Hi
When exporting a model trained with QAT enabled, do I need to set cal_image_dir to export task command?
Make sure you have trained a QAT model. If it is, it is not needed.
When exporting a model that was trained with QAT enabled, the tensor scale factors to calibrate the activations are peeled out of the model and serialized to a TensorRT-readable cache file defined by the
cal_cache_file
argument.
Sorry, I read documentations but I did not understand differences between --cal_cache_file and --cal_data_file.
Also I have 2 more questions:
1- when we use --engine_file, it means that tensorRt engine generated during export? Because tlt-convert generates trt engine file.
2-When we set --force_ptq, also need cal_image_dir,
–cal_cache_file and --cal_data_file?
–cal_cache_file is the calibration cache file, i.e. cal.bin
. This is the output we need to use for deployment.

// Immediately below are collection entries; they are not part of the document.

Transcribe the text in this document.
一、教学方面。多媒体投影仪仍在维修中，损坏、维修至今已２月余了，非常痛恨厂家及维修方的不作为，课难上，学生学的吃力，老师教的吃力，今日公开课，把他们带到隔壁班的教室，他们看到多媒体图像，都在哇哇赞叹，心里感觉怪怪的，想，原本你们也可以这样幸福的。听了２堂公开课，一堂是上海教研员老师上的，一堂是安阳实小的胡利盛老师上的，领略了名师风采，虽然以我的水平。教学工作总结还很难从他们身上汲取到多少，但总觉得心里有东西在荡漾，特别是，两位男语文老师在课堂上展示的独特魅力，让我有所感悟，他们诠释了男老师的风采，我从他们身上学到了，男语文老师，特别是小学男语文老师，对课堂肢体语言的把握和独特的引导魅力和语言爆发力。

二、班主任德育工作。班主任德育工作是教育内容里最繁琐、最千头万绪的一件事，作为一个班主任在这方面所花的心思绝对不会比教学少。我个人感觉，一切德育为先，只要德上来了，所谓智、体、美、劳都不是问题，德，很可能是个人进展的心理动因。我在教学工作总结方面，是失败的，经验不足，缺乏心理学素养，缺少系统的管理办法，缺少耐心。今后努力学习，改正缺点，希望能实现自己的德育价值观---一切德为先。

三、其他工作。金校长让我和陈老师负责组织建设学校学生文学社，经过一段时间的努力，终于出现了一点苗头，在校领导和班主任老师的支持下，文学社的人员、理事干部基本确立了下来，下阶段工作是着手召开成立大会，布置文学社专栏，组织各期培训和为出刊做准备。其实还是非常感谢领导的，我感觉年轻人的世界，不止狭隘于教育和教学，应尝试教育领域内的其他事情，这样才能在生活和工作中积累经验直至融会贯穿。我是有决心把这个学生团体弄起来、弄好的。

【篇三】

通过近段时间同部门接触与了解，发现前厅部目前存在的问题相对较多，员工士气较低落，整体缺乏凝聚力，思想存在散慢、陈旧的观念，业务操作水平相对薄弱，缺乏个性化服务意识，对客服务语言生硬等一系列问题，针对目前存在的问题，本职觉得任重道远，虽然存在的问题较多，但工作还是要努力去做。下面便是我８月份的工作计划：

–cal_data_file is the calibration tensorfile from the training data. Usually it looks like calibration.tensor. Usually this file is not needed during deployment.
Some networks can also generate trt engine when run “export”. In all networks, the “tlt-converter” can generate the trt engine.
The model generated using the
tlt-export
command used earlier is not compatible for deployment on INT8 mode in the DLA. To deploy this model with the DLA, you must generate the calibration cache file using PTQ on the QAT-trained .tlt model file. You can do this by setting theforce_ptq
flag over the command line when runningtlt-export
.
Need to set –-cal_cache_file , this is the cal.bin which we need.
Thank you so much
Hi Morganh. @Morganh
I have 1 more question about this topic.
1-When export models that are trained without QAT,
And set --cal_image_dir, --cal_data_file and
–cal_cache_file, and also generate trt.engine, is post training quantization actually done?
What is the difference with the time when we set
–force_ptq in export and generate the engine?
Thank you.
- Yes.
- force_ptq is a flag to force post training quantization using TensorRT for a QAT trained model. This is required if the inference platform is a Jetson with a DLA.
This topic was automatically closed 60 days after the last reply. New replies are no longer allowed.